Ein stiller Vertreter seiner Zunft ist Joshua Kimmich ganz und gar nicht. Im Berliner Olympiastadion war der 26-Jährige wieder zurück an seinem bevorzugten „Büroplatz“im Mittelfeld. Seine frühere Rolle als Rechtsverteidiger, die Kimmich mangels Alternativen nach mehreren Corona-Infektionen im Kader der Bayern in den ersten beiden Rückrundenpartien gegen Borussia Mönchengladbach (1:2) und beim 1. FC Köln (4:0) einnehmen musste, entsprach eher dem Wirken eines Außendienstmitarbeiters mit verminderten Einflussmöglichkeiten auf die Belange der gesamten Belegschaft. In Berlin demonstrierte Kimmich eindrucksvoll, dass er wieder da ist, wo er seines Erachtens hingehört: ab in die Mitte! Als Sechser mit Übersicht und Spielkontrolle, als Fixpunkt und Ballverteiler. 149 Ballaktionen, 125 Pässe (91 Prozent davon gelangen ihm) spielte er, beinahe so viele wie der hilflos unterlegene Gegner Hertha (153 Pässe) in Summe. Sieben Schlüsselpässe wurden bei Kimmich registriert, er verbuchte zwei Torvorlagen – herausragend die punktgenaue Flanke zu Müllers 2:0. „Er hat drei herausragende Bälle in die Tiefe gespielt“, lobte ihn Trainer Julian Nagelsmann und betonte das Profil von Kimmichs Rolle: „Es ist ganz wichtig, dass du einen Sechser hast, der den Ball auch will und die nötige Ballsicherheit hat.“Wollen heißt fordern. Fordern heißt brüllen. Laut, lauter, Joshua. Die Bayern drehen (den Regler) wieder auf.

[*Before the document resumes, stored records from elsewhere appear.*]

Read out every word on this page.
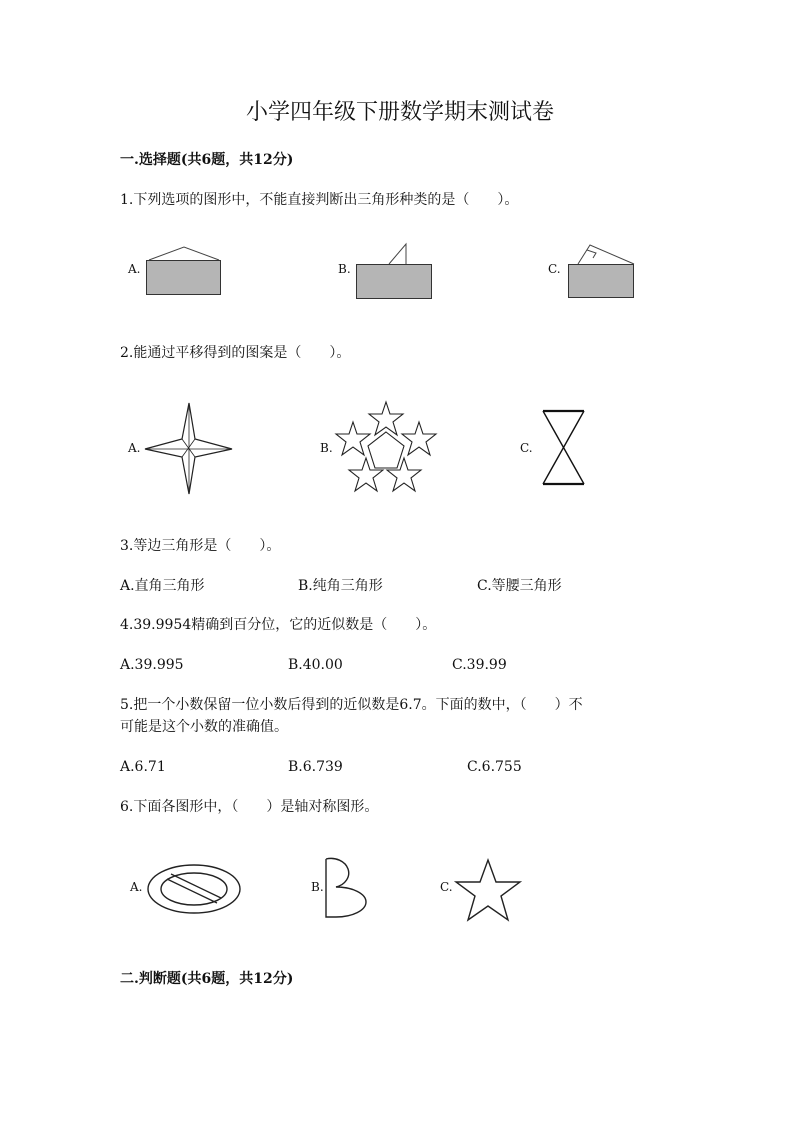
小学四年级下册数学期末测试卷
一.选择题(共6题，共12分)
1.下列选项的图形中，不能直接判断出三角形种类的是（　　）。
A.	B.	C.
2.能通过平移得到的图案是（　　）。
A.	B.	C.
3.等边三角形是（　　）。
A.直角三角形	B.纯角三角形	C.等腰三角形
4.39.9954精确到百分位，它的近似数是（　　）。
A.39.995	B.40.00	C.39.99
5.把一个小数保留一位小数后得到的近似数是6.7。下面的数中，（　　）不
可能是这个小数的准确值。
A.6.71	B.6.739	C.6.755
6.下面各图形中，（　　）是轴对称图形。
A.	B.	C.
二.判断题(共6题，共12分)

„Wir haben ein gutes Spiel gezeigt und das Spiel 90 Minuten kontrolliert. Es hätte auch höher ausgehen können. Es macht Spaß, wieder auf dem Platz zu stehen“, sagte Kimmich nach der Partie und aus seinen Augen war zu lesen: Auf dem Platz, in meinem Revier. Von den Folgen seiner Corona-Erkrankung in den Lungen, die ihn im Dezember nicht trainieren ließen, spüre er nichts mehr. Er bestätigte: „Alles ist wieder völlig in Ordnung.“12,57 Kilometer Laufleistung
(Bestwert aller Spieler) sprechen eine deutliche Sprache.
Insgesamt acht Spiele hatte Kimmich seit Anfang November wegen diverser Quarantäne-Maßnahmen als Ungeimpfter und der eigenen Ansteckung verpasst. Zwischenzeitlich wurde er wegen seiner Impfskepsis zur landesweiten Reizfigur. Er habe „noch ein paar Bedenken, was fehlende Langzeitstudien angeht“, erklärte er damals. Sein Zögern löste heftige Debatten aus. Mitte Dezember die Kehrtwende: Kimmich bereute angesichts seiner eigenen Infektion seine Skepsis und kündigt an, sich 2022 impfen lassen zu wollen.
Und eine Rückkehr auf die Rechtsverteidiger-Position? „Josh ist auf beiden Positionen Weltklasse. Ich weiß, dass er lieber innen spielt als außen, aber das muss er mir nicht jede Woche sagen“, sagte Nagelsmann und fügte mit einem Lächeln hinzu: „Das habe ich mir in mein Notizbuch geschrieben und merke mir das auch.“Bei Bundestrainer Hansi Flick steht es ebenfalls dick und fett in seinen Unterlagen. In diesem Jahr will Kimmich, der seinen Vertrag bis 2025 verlängert hat, keine Debatten mehr führen. Nicht um seine Position und auch nicht was Corona betrifft.